Dinanzi alla decisione in secondo grado, la lavoratrice avanzava ricorso in Cassazione.
La ricorrente contro il provvedimento emesso denunciava la violazione dell’art. 24, commi 10 e 11, del Decreto-legge n. 201 del 6 dicembre 2011, convertito nella Legge n. 214 del 2011, meglio conosciuta come “riforma Monti – Fornero”, sostenendo che quanto previsto dai giudici territoriali non era contenuto nella disposizione normativa richiamata e che la riforma avesse in tal senso apportato delle modifiche ai requisiti di accesso al sistema della pensione anticipata.
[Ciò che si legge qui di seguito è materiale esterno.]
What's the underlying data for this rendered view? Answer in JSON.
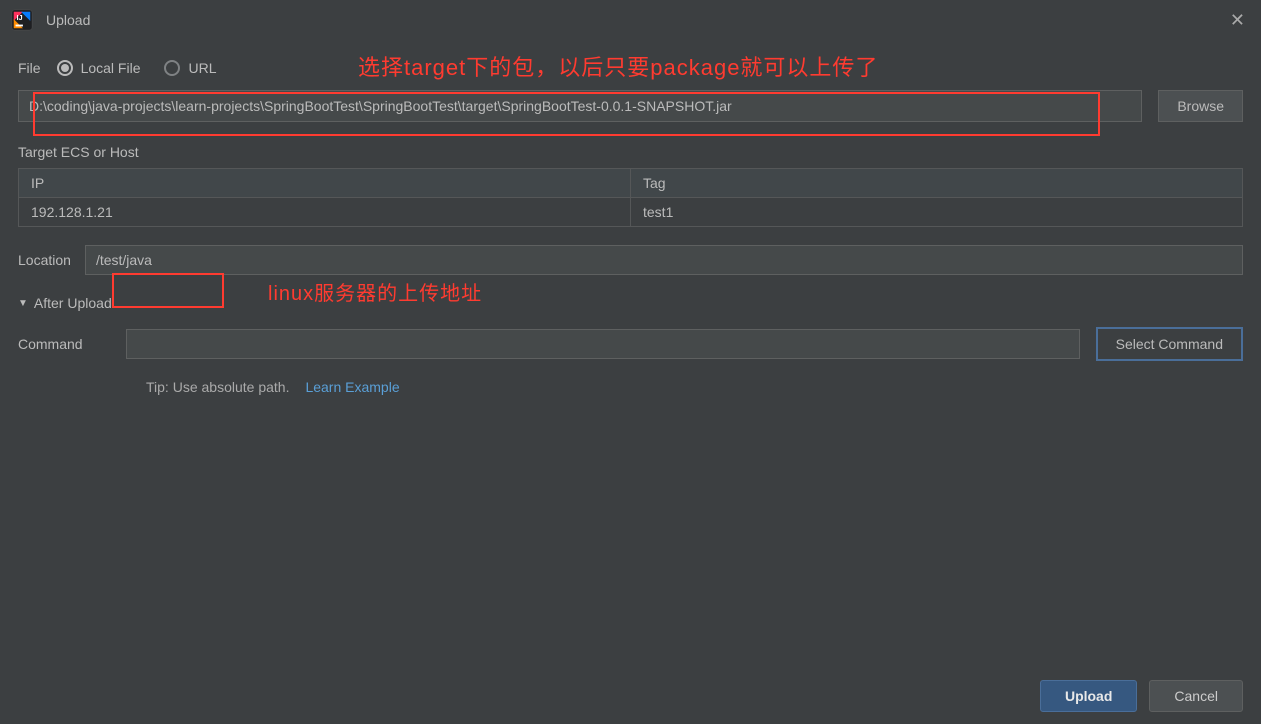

La Legge n. 214 del 2011, riporta la sentenza della Corte di Cassazione, ha profondamente modificato i sistemi pensionistici di vecchiaia e anzianità fino a quel momento vigenti, intervenendo nel secondo caso con l’inserimento di limiti di accesso più rigorosi al trattamento pensionistico che da quel momento in avanti prese il nome di “pensione anticipata”.
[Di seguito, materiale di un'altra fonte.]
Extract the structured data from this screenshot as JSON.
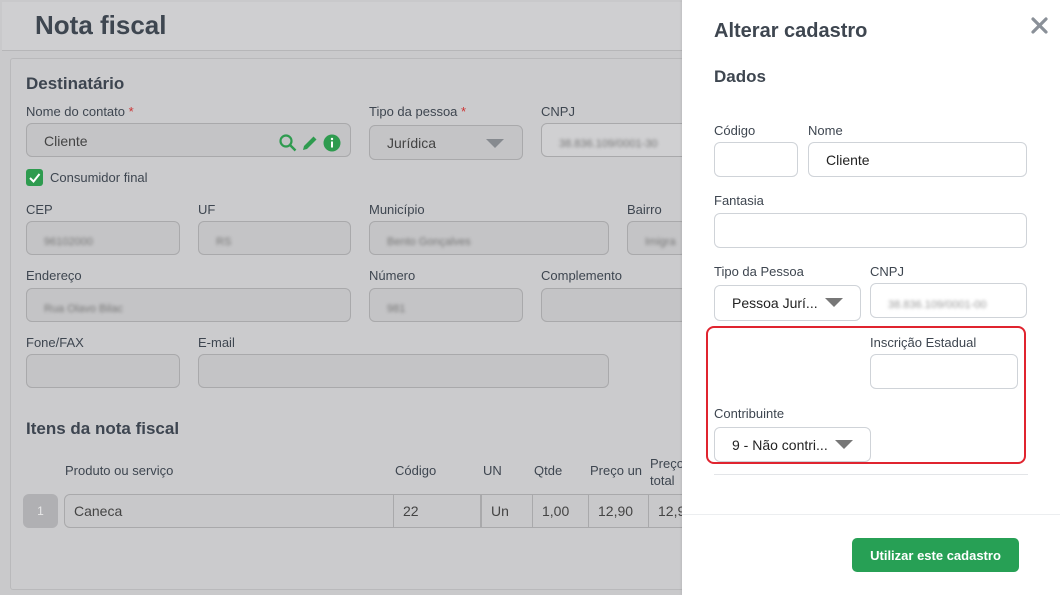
{
  "page": {
    "title": "Nota fiscal",
    "destinatario": {
      "title": "Destinatário",
      "nome_label": "Nome do contato",
      "nome_value": "Cliente",
      "tipo_label": "Tipo da pessoa",
      "tipo_value": "Jurídica",
      "cnpj_label": "CNPJ",
      "cnpj_value": "38.836.109/0001-30",
      "consumidor_final_label": "Consumidor final",
      "cep_label": "CEP",
      "cep_value": "96102000",
      "uf_label": "UF",
      "uf_value": "RS",
      "municipio_label": "Município",
      "municipio_value": "Bento Gonçalves",
      "bairro_label": "Bairro",
      "bairro_value": "Imigra",
      "endereco_label": "Endereço",
      "endereco_value": "Rua Olavo Bilac",
      "numero_label": "Número",
      "numero_value": "981",
      "complemento_label": "Complemento",
      "fone_label": "Fone/FAX",
      "email_label": "E-mail"
    },
    "itens": {
      "title": "Itens da nota fiscal",
      "headers": [
        "Produto ou serviço",
        "Código",
        "UN",
        "Qtde",
        "Preço un",
        "Preço total"
      ],
      "rows": [
        {
          "num": "1",
          "produto": "Caneca",
          "codigo": "22",
          "un": "Un",
          "qtde": "1,00",
          "preco_un": "12,90",
          "preco_total": "12,9"
        }
      ]
    }
  },
  "modal": {
    "title": "Alterar cadastro",
    "section": "Dados",
    "codigo_label": "Código",
    "codigo_value": "",
    "nome_label": "Nome",
    "nome_value": "Cliente",
    "fantasia_label": "Fantasia",
    "fantasia_value": "",
    "tipo_label": "Tipo da Pessoa",
    "tipo_value": "Pessoa Jurí...",
    "cnpj_label": "CNPJ",
    "cnpj_value": "38.836.109/0001-00",
    "ie_label": "Inscrição Estadual",
    "ie_value": "",
    "contribuinte_label": "Contribuinte",
    "contribuinte_value": "9 - Não contri...",
    "submit_label": "Utilizar este cadastro",
    "close_icon": "close-icon"
  },
  "colors": {
    "accent_green": "#27a055",
    "highlight_red": "#e0242f",
    "icon_green": "#2e9b4f"
  }
}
Il comma 10, art. 24 della Legge 214, a tal riguardo, disponeva con decorrenza 1° gennaio 2012, in assenza dei requisiti anagrafici previsti in via ordinaria per l’accesso alla prestazione di vecchiaia, il diritto alla pensione anticipata esclusivamente in presenza di un’anzianità contributiva di 42 anni e 1 mese per gli uomini e 41 anni e 1 mese per le donne, senza alcun riferimento alla tipologia di contribuzione maturata – ovverosia se accreditata a seguito di effettivo versamento o a mero titolo figurativo. La norma ha previsto, inoltre, il graduale aumento dei mesi di anzianità richiesti per l’accesso alla pensione per gli anni successivi all’entrata in vigore, in virtù dell’adeguamento dei requisiti pensionistici all’incremento della speranza di vita, ai sensi dell’art. 12, D.L. n. 78 del 31 maggio 2010 convertito nella Legge n. 122 del 30 luglio 2010.
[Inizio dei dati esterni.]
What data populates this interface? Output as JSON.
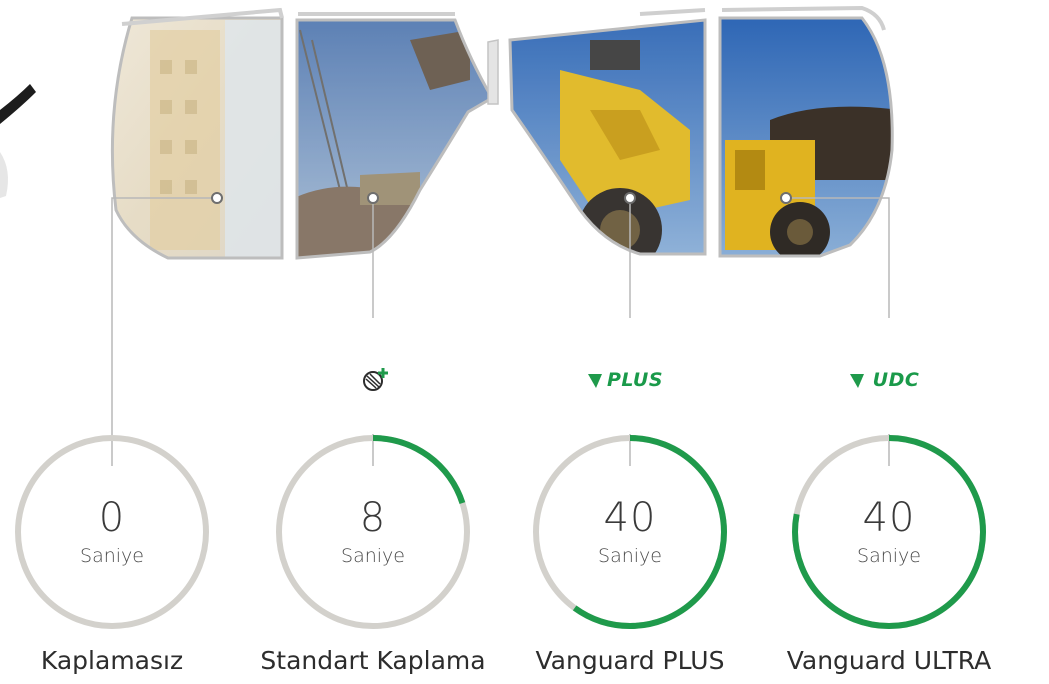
{
  "colors": {
    "accent": "#1f9a4b",
    "track": "#d3d1cc",
    "frame": "#c9c9c9",
    "text": "#2d2d2d"
  },
  "icons": [
    "anti-fog-plus-icon",
    "vanguard-v-logo-icon"
  ],
  "products": [
    {
      "name": "Kaplamasız",
      "brand": "",
      "value": "0",
      "unit": "Saniye",
      "progress": 0.0
    },
    {
      "name": "Standart Kaplama",
      "brand": "",
      "value": "8",
      "unit": "Saniye",
      "progress": 0.2
    },
    {
      "name": "Vanguard PLUS",
      "brand": "PLUS",
      "value": "40",
      "unit": "Saniye",
      "progress": 0.6
    },
    {
      "name": "Vanguard ULTRA",
      "brand": "UDC",
      "value": "40",
      "unit": "Saniye",
      "progress": 0.78
    }
  ]
}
La seconda disposizione richiamata, ossia il comma 11 del medesimo articolo 24, regola i nuovi requisiti di accesso alla prestazione pensionistica anticipata per i lavoratori il cui primo accredito contributivo ha decorrenza successivamente al 1° gennaio 1996, riconoscendone il diritto, in alternativa: (i) al raggiungimento dell’anzianità contributiva prevista dal comma 10 che precede o (ii) al conseguimento del requisito anagrafico di 63 anni di età a condizione che risultino versati ed accreditati in favore dell’assicurato almeno 20 anni di contribuzione effettiva e che l’ammontare della prima rata di pensione non sia inferiore ad un certo importo minimo mensile, rivalutato annualmente e comunque non minore a 2,8 volte l’importo mensile dell’assegno sociale stabilito per l’anno di riferimento.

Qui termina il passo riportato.